Here’s some free legal advice from a privacy lawyer: Don’t make privacy claims if you’re not going to stick to them.

Regulators notice stuff like that, and it ticks them off, said Daniel Rosenzweig, a data privacy attorney who left Norton Rose Fulbright late last year to found his own boutique law firm called DBR Data Privacy Solutions.

He’s since developed a set of technical compliance tools, including for digital data auditing, consent management, cookie banner evaluation and opt-out effectiveness.

“It’s one thing to have a disclosure that says you’re doing something like offering an opt-out,” Rosenzweig said, “but if you and your partners aren’t honoring it, that could be considered unfair and deceptive under the law.”

In other words, if a company’s technology behaves differently than described, it could be an FTC violation or infringe on any number of US state privacy laws.

And regulators are more than tech-savvy enough to investigate the inner workings of online advertising – not to mention class-action attorneys, privacy advocates and, increasingly, consumers themselves.

“Regulators have made it very clear that they are technically sophisticated, and they can see whether you’re honoring what you said in your privacy policy,” Rosenzweig said. “And if you’re not, you’ve got a problem.”

Rosenzweig shared a few more gratis legal tips with AdExchanger.

AdExchanger: Not to make you throw your former colleagues under the bus, but are most lawyers at big firms technical enough to handle the crazy complexity of the online advertising ecosystem: onboarding, identity graphs, SDKs, APIs, data clean rooms, PETs, LLMs? The list goes on.

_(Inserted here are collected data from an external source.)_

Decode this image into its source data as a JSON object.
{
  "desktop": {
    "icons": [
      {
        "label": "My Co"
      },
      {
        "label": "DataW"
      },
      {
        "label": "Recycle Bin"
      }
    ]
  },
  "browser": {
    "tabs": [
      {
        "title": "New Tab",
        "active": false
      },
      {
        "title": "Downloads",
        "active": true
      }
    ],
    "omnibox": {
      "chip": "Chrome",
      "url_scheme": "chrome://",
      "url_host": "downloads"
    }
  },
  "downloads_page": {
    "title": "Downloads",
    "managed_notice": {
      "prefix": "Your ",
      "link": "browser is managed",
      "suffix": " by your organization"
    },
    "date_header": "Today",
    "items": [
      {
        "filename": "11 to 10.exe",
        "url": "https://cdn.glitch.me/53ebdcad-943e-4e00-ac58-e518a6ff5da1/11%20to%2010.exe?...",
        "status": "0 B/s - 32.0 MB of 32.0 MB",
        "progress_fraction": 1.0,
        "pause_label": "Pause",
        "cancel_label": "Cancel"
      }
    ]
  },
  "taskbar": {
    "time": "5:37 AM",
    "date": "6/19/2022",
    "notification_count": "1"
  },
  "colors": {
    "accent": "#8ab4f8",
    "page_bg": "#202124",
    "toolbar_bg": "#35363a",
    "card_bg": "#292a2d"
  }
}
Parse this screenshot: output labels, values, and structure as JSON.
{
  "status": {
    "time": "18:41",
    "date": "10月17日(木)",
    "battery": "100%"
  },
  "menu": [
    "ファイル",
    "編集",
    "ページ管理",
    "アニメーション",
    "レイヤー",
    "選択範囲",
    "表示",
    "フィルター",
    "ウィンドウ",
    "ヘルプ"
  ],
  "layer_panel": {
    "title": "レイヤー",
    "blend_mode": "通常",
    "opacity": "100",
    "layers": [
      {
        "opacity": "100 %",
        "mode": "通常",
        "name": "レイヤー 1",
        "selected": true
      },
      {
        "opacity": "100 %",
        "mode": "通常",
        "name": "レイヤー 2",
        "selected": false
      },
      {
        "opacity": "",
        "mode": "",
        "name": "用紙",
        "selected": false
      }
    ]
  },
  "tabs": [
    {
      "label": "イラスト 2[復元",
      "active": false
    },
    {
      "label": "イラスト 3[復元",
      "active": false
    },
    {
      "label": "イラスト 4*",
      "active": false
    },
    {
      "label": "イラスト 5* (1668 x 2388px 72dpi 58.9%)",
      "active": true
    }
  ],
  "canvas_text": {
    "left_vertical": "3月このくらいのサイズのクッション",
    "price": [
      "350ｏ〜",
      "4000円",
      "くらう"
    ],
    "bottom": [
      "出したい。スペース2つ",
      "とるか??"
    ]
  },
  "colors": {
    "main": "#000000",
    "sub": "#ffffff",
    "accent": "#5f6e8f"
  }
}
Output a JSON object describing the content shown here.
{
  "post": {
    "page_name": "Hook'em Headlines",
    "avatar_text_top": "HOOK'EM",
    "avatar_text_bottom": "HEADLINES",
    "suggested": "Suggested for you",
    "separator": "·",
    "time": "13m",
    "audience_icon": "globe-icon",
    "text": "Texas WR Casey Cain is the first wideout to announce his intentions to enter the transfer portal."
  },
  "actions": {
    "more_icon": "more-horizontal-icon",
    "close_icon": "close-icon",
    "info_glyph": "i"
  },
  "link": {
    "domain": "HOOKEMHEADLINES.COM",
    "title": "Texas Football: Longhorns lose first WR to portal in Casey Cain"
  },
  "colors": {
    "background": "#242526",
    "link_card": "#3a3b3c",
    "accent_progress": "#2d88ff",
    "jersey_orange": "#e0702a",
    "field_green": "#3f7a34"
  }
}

DANIEL ROSENZWEIG: I’ve always been interested in technology, and where I went to law school [Georgetown Law] was very innovative and forward-thinking. They offered coding for lawyers – things of that nature. But that isn’t available everywhere, and that’s why it’s not a common skill set.

But it’s an important one, because I can be the bridge – like a translation layer – between developers, product engineering, lawyers and the marketing team. I’m actually working on a project right now about how a client can approach the reintroduction of certain pixels onto their site.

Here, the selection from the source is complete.